The first thing I did was get super angry (how dare he!). The next thing I did was look up the word “hubris” to make sure I properly understood the definition.

I did. But I had to make sure. 

This line—the hubris of a young soul—remains close to my heart and present in my mind. I use it to remind me that I don’t know everything and that I still (and will always) have much to learn.

Conditions of humility.

And one that’s provoking of a mindset for gaining wisdom.  

Finding Humility

Whoever is slow to anger has great understanding, but he who has a hasty temper exalts folly. – Proverbs 14:29

In light of this accusation, I had to ask if it were possible that I didn’t know all there is to know. The obvious answer; of course not! So it begged the asking of what I still must know. 

Finding that answer takes viewing through the lens of the other person’s eyes and mind. It means thinking through what they have experienced and where they might have insight that you do not. Of course, it’s not easy while in the moment. It’s not easy to pause and consider if I am being too emotional, insecure, or egotistical. 

But once you do that, it’s remarkable, and you have to wonder why it was not asked first. 

It is then that you are led to the bigger and more important question; How am I impacting others; what’s the ripple effect—both good and bad?

Developing Wisdom

There are a lot of smart people who are quite unwise. Because they lacked the humility that allowed them to be teachable. They had the hubris of a younger, or arrogant, soul. 

It certainly is possible (and almost undoubtedly likely) that you don’t know all there is to know. What’s more, if you view from only your vantage, you miss everything that’s in your blindspots and you may not even begin to comprehend the impact

Why? Because you’re either too emotional, insecure, or (worst of all) selfish.

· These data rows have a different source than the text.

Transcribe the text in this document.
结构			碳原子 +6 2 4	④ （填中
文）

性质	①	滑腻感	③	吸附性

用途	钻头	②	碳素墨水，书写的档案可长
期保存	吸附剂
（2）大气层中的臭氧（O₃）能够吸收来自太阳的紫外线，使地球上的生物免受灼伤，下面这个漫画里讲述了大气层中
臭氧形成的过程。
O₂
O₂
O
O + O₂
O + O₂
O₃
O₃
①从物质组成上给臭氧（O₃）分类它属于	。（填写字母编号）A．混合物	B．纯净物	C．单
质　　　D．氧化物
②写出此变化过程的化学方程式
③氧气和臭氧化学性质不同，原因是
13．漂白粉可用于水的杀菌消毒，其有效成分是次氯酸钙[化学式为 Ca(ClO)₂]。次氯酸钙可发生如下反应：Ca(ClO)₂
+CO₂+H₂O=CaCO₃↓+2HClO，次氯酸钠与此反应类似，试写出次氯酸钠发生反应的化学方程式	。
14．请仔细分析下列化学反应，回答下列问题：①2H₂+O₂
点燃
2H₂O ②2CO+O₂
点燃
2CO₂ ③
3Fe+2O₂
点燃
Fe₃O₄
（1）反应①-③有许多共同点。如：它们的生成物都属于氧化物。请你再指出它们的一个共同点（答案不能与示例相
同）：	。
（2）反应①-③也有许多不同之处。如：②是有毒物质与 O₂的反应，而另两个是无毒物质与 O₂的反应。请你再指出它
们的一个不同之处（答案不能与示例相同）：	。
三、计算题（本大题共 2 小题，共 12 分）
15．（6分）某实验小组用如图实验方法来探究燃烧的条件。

Welcoming Wisdom with Humility

So teach us to number our days that we may get a heart of wisdom. – Psalm 90:12 ESV

I now seek to operate with the humility of a more seasoned soul. My life has changed much, and I’ll share that I have achieved much. I’ve married and had kids. Earned a masters’ degree. I’ve served on boards, been a leader in my church, volunteered with many organizations, and done countless side-hustles. Blessed with much, I’ve written and published books, have presented (and moderated) at conferences, been a speaker at events, featured in articles, interviewed on television, radio, and podcasts, and received honors all while connecting and interacting with countless people.

Here I realize that I’m sounding very little like humility and more of boasting. Perhaps there is a little boasting. But it’s hardly my reason for sharing. I’ll conclude with that in a moment. For now, please know that all these accomplishments are nothing without a grounding in humility and are the result of wisdom, while also allowing the blessed opportunity for gaining more and better wisdom.

And now…

What Does Hubris, Wisdom, and Humility, Have to do Teachability?

During the last two decades-plus since my hubris of a younger soul was pointed out, I’ve literally lived my life over again. In other words, I am twice the age I was then. I am no longer a younger soul with my employer, my church or my sphere of peers. I see many “kids” who are more than half my age joining our team or otherwise entering my life on a regular basis.

The last few years, I’ve sort of taken a step in a very different direction, attempting to be a “better follower” than the “leader” I was once so infatuated with being. Gaining new perspectives and seeing insights into my blindspots seasons me with wisdom I’m blessed to receive.

I’m a better person for having done so. 

Today, I sometimes hear the hubris of younger souls in the words of some of those kids. I hear it as I try to impart knowledge and perspective (even as I am trying to gain more of those things of my own). 

Sadly, I sometimes hear the hubris of arrogant older souls. To be fair, I do still find it sprinkled into my own words and ways. In fact, I still don’t know it all; never will. I still find myself taking a narrow view of things, particularly when I am stressed or frustrated.

Thankfully, I’m not quite done yet, and perhaps the good Lord has many more days ahead for me. Maybe. Maybe not. The only thing for sure is the now. And, by golly, I really hope I can maximize every one of those moments… for myself and those I serve.